28 de novembro de 2007 • 16h38 • atualizado às 19h06

O Brasil reiterou na quarta-feira sua oposição a metas compulsórias de redução das emissões de carbono nos países em desenvolvimento, assunto que estará em debate a partir da conferência climática de dezembro em Bali, na Indonésia.

Um relatório divulgado na terça-feira pela Organização das Nações Unidas (ONU) recomendou que os países em desenvolvimento cortem suas emissões de carbono em pelo menos 20% até 2050. Os países ricos teriam de cortar suas emissões em 80% no mesmo período. "Não somos a favor de metas", disse Sérgio Serra, Embaixador Extraordinário para mudanças climáticas do Itamaraty, durante entrevista coletiva em Brasília.

A ONU realiza de 3 a 14 de dezembro em Bali uma conferência destinada a lançar negociações sobre um tratado climático internacional que suceda ao Protocolo de Kyoto a partir de 2012. O Brasil é uma potência emergente no comércio mundial e está conquistando influência nas questões climáticas devido ao pioneiro programa de biocombustíveis e à preocupação global em preservar a Amazônia.
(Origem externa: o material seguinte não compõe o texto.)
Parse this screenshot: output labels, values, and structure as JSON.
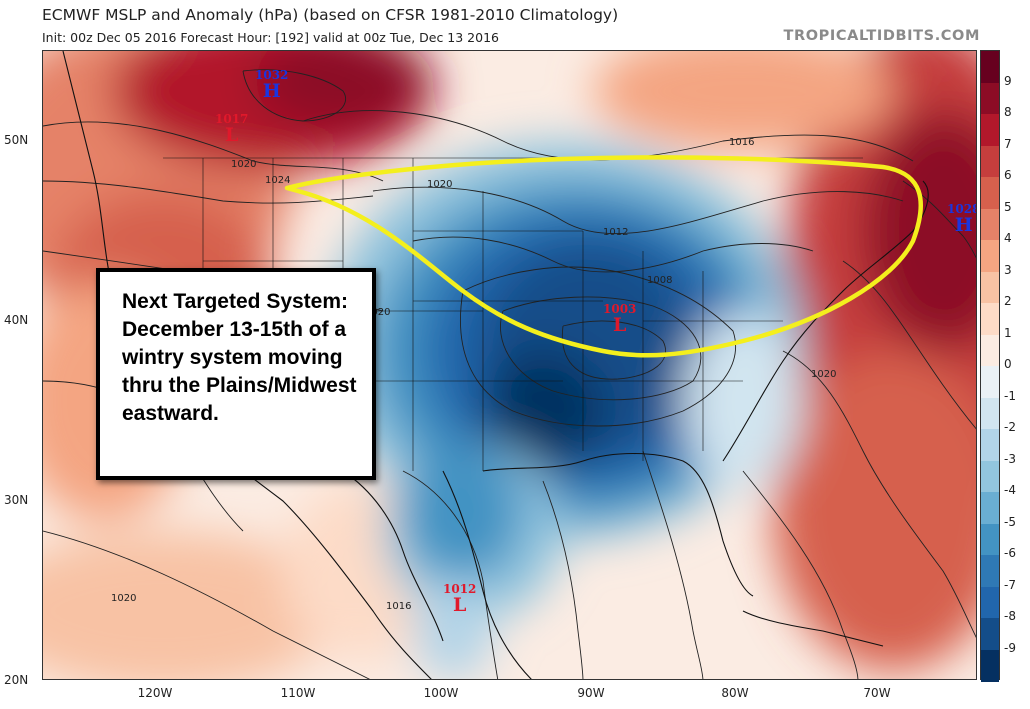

"A principal responsabilidade é dos países industrializados", disse Everton Vargas, subsecretário de Assuntos Políticos do Itamaraty. "Nossa oferta é adotar políticas verificáveis em nível nacional para combater a mudança climática - temos nossas próprias metas", acrescentou Vargas. Analistas dizem que a unidade demonstrada por Brasil e grandes países em desenvolvimento não se repete nas questões climáticas.

A China, que também resiste a metas compulsórias contra o carbono, assim como Washington, deve ultrapassar em breve os Estados Unidos como maior emissor mundial de gases do efeito estufa. Apesar do uso de fontes energéticas "limpas" - como o álcool combustível e a energia hidrelétrica -, o Brasil é um grande emissor de carbono, em grande parte por causa da devastação da Amazônia.

O governo brasileiro defenderá na conferência de Bali que os países ricos paguem para que os pobres se adaptem às mudanças climáticas, e fará uma campanha também por transferência de tecnologias sustentáveis para países dependentes energeticamente do carvão, como China e Moçambique.